THE OBELISK IN THE ROOM

by Julian Whatley | The Architecture of Perception

In the spring of 1994, a cinematographer named Vilmos Zsigmond sat down for an interview with American Cinematographer magazine and said something that I’ve never been able to shake. Zsigmond was one of the giants — he’d shot McCabe & Mrs. Miller, The Deer Hunter, Close Encounters of the Third Kind. He’d spent his entire career coaxing light and shadow into meaning, building the visual grammar that helped define what American movies looked and felt like for a generation. And what he said, in that interview, was surprisingly simple: “The camera is just a box. What matters is what you put in front of it.”

I was in my early thirties when I read that. I’d been working in the camera department myself for about a decade at that point — Hollywood blockbusters (including Maverick with Vilmos), commercials, music videos — and I thought I understood what he meant. I thought he was making a point about the primacy of vision over technology. That the machine doesn’t matter; the artist does.

I was right. But I was also missing about half of what he was saying.

What I understand now, thirty years later, is that Zsigmond was making a deeper argument about the relationship between tools and intelligence. He wasn’t saying the camera doesn’t matter. He was saying that the camera is an extension of thought — that it has no meaning independent of the mind directing it. The camera doesn’t see. You see, and then you use the camera to show other people what you saw. The tool executes the vision. The vision doesn’t come from the tool.

I’ve been thinking about Zsigmond a lot this week. Because something has happened that’s forced me to think very carefully about tools, and vision, and what it means to use the instruments of a system you’re also trying to critique.

WHY DOES ANY OF THIS MATTER?

Seven days ago, I had about 250 subscribers on my YouTube channel and a best-performing video with roughly 1,800 views.

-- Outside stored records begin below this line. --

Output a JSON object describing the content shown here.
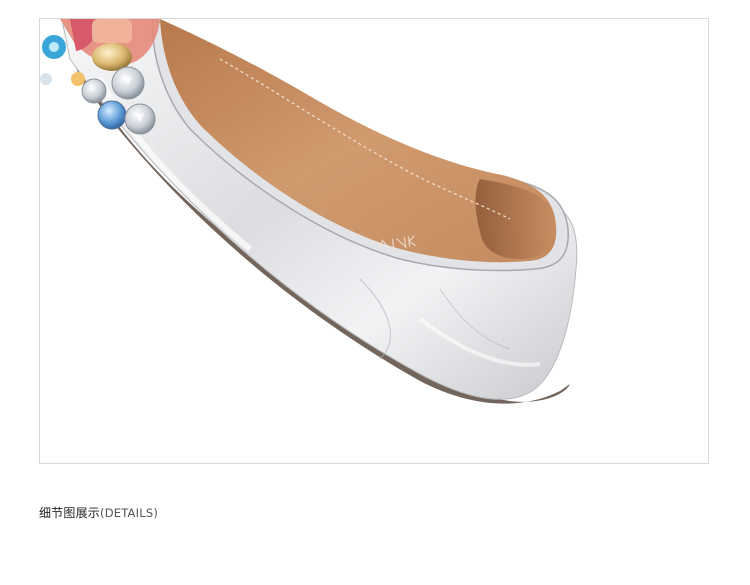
{
  "caption": {
    "title_cn": "细节图展示",
    "title_en": "(DETAILS)"
  },
  "product_photo": {
    "subject": "shoe-detail-photo",
    "colors": {
      "background": "#ffffff",
      "frame_border": "#d9d9d9",
      "upper_silver": "#e9eaec",
      "insole_tan": "#c98e60",
      "lining_brown": "#a36b45"
    }
  }
}
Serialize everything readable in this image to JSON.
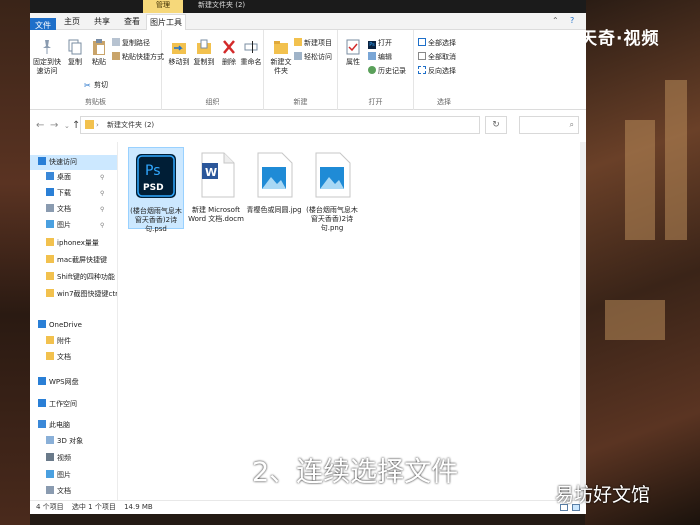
{
  "window": {
    "context_tab": "管理",
    "title": "新建文件夹 (2)",
    "tabs": [
      "文件",
      "主页",
      "共享",
      "查看",
      "图片工具"
    ]
  },
  "ribbon": {
    "clipboard": {
      "pin_label": "固定到快速访问",
      "copy_label": "复制",
      "paste_label": "粘贴",
      "copy_path": "复制路径",
      "paste_shortcut": "粘贴快捷方式",
      "cut_label": "剪切",
      "group_label": "剪贴板"
    },
    "organize": {
      "move_to": "移动到",
      "copy_to": "复制到",
      "delete": "删除",
      "rename": "重命名",
      "group_label": "组织"
    },
    "new": {
      "new_folder": "新建文件夹",
      "new_item": "新建项目",
      "easy_access": "轻松访问",
      "group_label": "新建"
    },
    "open": {
      "properties": "属性",
      "open": "打开",
      "edit": "编辑",
      "history": "历史记录",
      "group_label": "打开"
    },
    "select": {
      "select_all": "全部选择",
      "select_none": "全部取消",
      "invert": "反向选择",
      "group_label": "选择"
    }
  },
  "address": {
    "path": "新建文件夹 (2)",
    "search_icon": "search-icon"
  },
  "nav": {
    "items": [
      {
        "label": "快速访问",
        "icon": "star-icon",
        "selected": true
      },
      {
        "label": "桌面",
        "icon": "desktop-icon"
      },
      {
        "label": "下载",
        "icon": "download-icon"
      },
      {
        "label": "文档",
        "icon": "document-icon"
      },
      {
        "label": "图片",
        "icon": "picture-icon"
      },
      {
        "label": "iphonex量量",
        "icon": "folder-icon"
      },
      {
        "label": "mac截屏快捷键",
        "icon": "folder-icon"
      },
      {
        "label": "Shift键的四种功能",
        "icon": "folder-icon"
      },
      {
        "label": "win7截图快捷键ctr",
        "icon": "folder-icon"
      },
      {
        "label": "OneDrive",
        "icon": "cloud-icon"
      },
      {
        "label": "附件",
        "icon": "folder-icon"
      },
      {
        "label": "文档",
        "icon": "folder-icon"
      },
      {
        "label": "WPS网盘",
        "icon": "wps-cloud-icon"
      },
      {
        "label": "工作空间",
        "icon": "workspace-icon"
      },
      {
        "label": "此电脑",
        "icon": "computer-icon"
      },
      {
        "label": "3D 对象",
        "icon": "cube-icon"
      },
      {
        "label": "视频",
        "icon": "video-icon"
      },
      {
        "label": "图片",
        "icon": "picture-icon"
      },
      {
        "label": "文档",
        "icon": "document-icon"
      }
    ]
  },
  "files": [
    {
      "name": "(楼台烟雨气息木窗天香香)2诗句.psd",
      "type": "psd",
      "selected": true
    },
    {
      "name": "新建 Microsoft Word 文档.docm",
      "type": "word"
    },
    {
      "name": "青樱色或同圆.jpg",
      "type": "image"
    },
    {
      "name": "(楼台烟雨气息木窗天香香)2诗句.png",
      "type": "image"
    }
  ],
  "status": {
    "count": "4 个项目",
    "selected": "选中 1 个项目",
    "size": "14.9 MB"
  },
  "overlay": {
    "logo": "天奇·视频",
    "caption": "2、连续选择文件",
    "watermark": "易坊好文馆"
  },
  "colors": {
    "accent": "#1e6fc9",
    "selection": "#cce8ff",
    "folder": "#f2c14e",
    "ps_blue": "#31a8ff"
  }
}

These were not numbers that suggested I was about to become anyone’s primary source of information about anything. I was making content I believed in, building toward something I couldn’t yet fully see, operating on the faith that if the work was good enough, the right people would find it eventually.

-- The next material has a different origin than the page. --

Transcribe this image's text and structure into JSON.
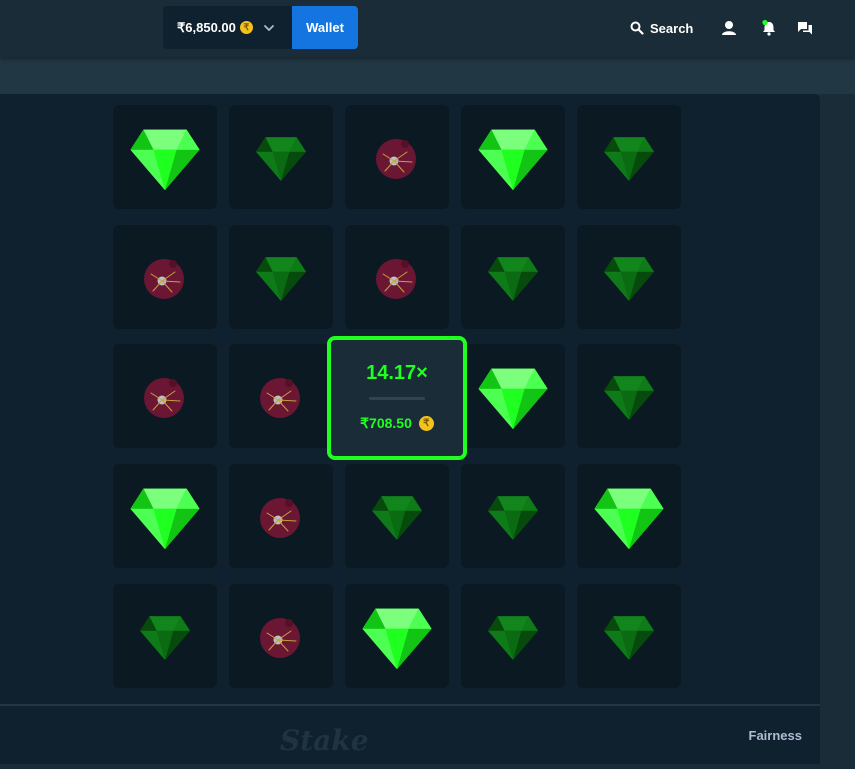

Then a video I made about the physics of the AI bubble — the structural mechanics of why the whole thing is likely to collapse under its own weight — crossed 150,000 views in about 75 hours. My subscriber count crossed 13,000. The comments section filled with hundreds of messages from people who felt, many of them for the first time, that someone was saying clearly what they’d been sensing but couldn’t articulate.

I’m going to be honest with you: this has been overwhelming. Not in a way I’m complaining about. But in a way that demands something of me — a kind of accountability to the community that suddenly materialized around this work. Because a community isn’t just an audience. It has its own intelligence, its own expectations, and its own legitimate demands on your integrity.

And a significant portion of that community had a question. A sharp one. A fair one.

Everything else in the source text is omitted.